A controversial way to reduce your carbon footprint
Perhaps the most controversial among the many ways we can reduce our carbon footprints is the idea of having fewer children. For some, this is accompanied by the question of whether it’s ethical at all to bring a child into a world facing what they perceive as imminent catastrophe.
The idea makes a certain amount of sense—more people means more stuff, and more stuff means more GHGs—but alongside being very taboo, the question of whether we should be recommending that people procreate less is subject to a lot of debate.
Conclusions are murky. Predicting the future when there are countless variables is far from an exact science. But it’s safe to conclude that while fewer people overall is probably better for the climate crisis, the most pressing issues are to minimize our dependence on fossil fuels, and for governments to shift policies toward a carbon-neutral future.

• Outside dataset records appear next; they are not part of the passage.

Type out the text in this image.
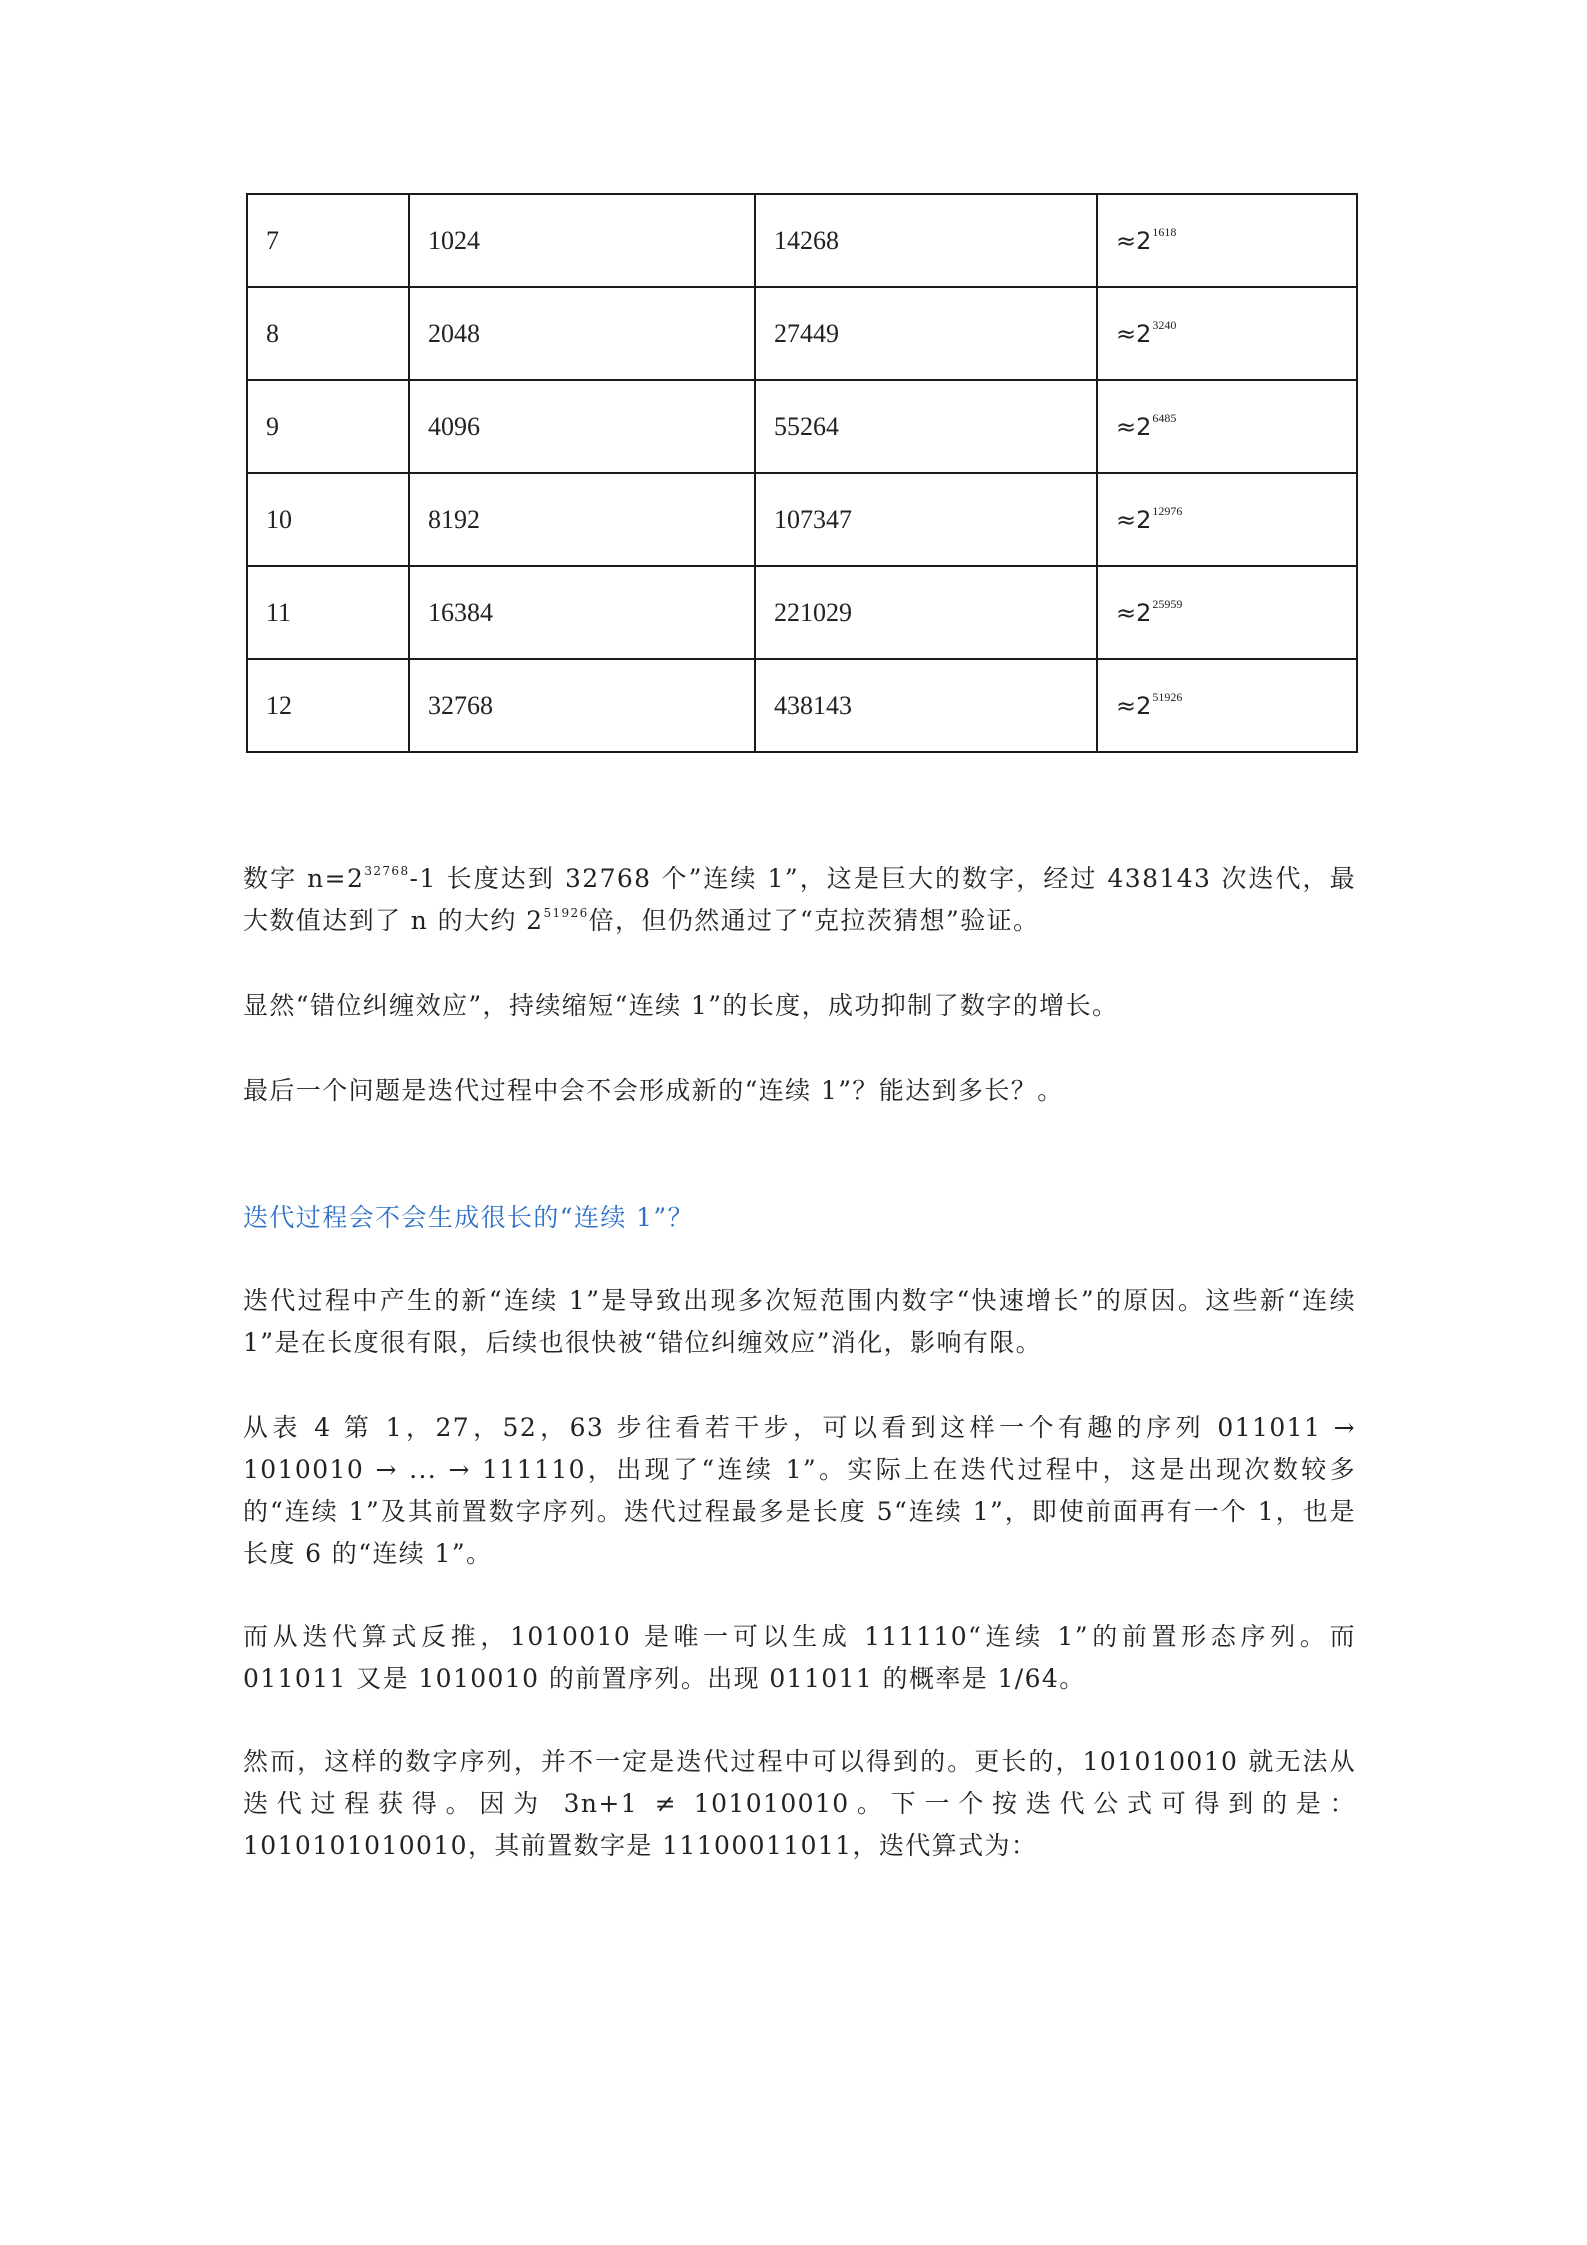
7	1024	14268	$\approx 2^{1618}$
8	2048	27449	$\approx 2^{3240}$
9	4096	55264	$\approx 2^{6485}$
10	8192	107347	$\approx 2^{12976}$
11	16384	221029	$\approx 2^{25959}$
12	32768	438143	$\approx 2^{51926}$

数字 $n=2^{32768}-1$ 长度达到 32768 个”连续 1”，这是巨大的数字，经过 438143 次迭代，最大数值达到了 n 的大约 $2^{51926}$倍，但仍然通过了“克拉茨猜想”验证。

显然“错位纠缠效应”，持续缩短“连续 1”的长度，成功抑制了数字的增长。

最后一个问题是迭代过程中会不会形成新的“连续 1”？能达到多长？。

迭代过程会不会生成很长的“连续 1”？

迭代过程中产生的新“连续 1”是导致出现多次短范围内数字“快速增长”的原因。这些新“连续 1”是在长度很有限，后续也很快被“错位纠缠效应”消化，影响有限。

从表 4 第 1，27，52，63 步往看若干步，可以看到这样一个有趣的序列 011011 → 1010010 → ... → 111110，出现了“连续 1”。实际上在迭代过程中，这是出现次数较多的“连续 1”及其前置数字序列。迭代过程最多是长度 5“连续 1”，即使前面再有一个 1，也是长度 6 的“连续 1”。

而从迭代算式反推，1010010 是唯一可以生成 111110“连续 1”的前置形态序列。而 011011 又是 1010010 的前置序列。出现 011011 的概率是 1/64。

然而，这样的数字序列，并不一定是迭代过程中可以得到的。更长的，101010010 就无法从迭代过程获得。因为 3n+1 ≠ 101010010。下一个按迭代公式可得到的是：1010101010010，其前置数字是 11100011011，迭代算式为：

Consider carbon offsetting
Unless you can hold your breath for a really long time, you’re going to create at least some carbon emissions during your time on this planet. So after doing all that you can to reduce your carbon footprint, the next step is to consider offsetting your emissions, financially supporting green projects and initiatives to counteract the carbon emissions you’ve created.
Though reducing your carbon footprint is still the best thing you can do to live more sustainably, offsetting is the only current way to be entirely carbon neutral. Start by learning how to calculate your carbon footprint, then read our guide to carbon offsetting.
When we know better, we do better. And knowing where to start can be the biggest challenge, especially with a challenge as big as climate change. But now that you’ve learned all about reducing your carbon footprint, you’ve got the power to make a difference. From your breakfast menu to your renovation plans to the way you get to work, you can start living your best sustainable life today.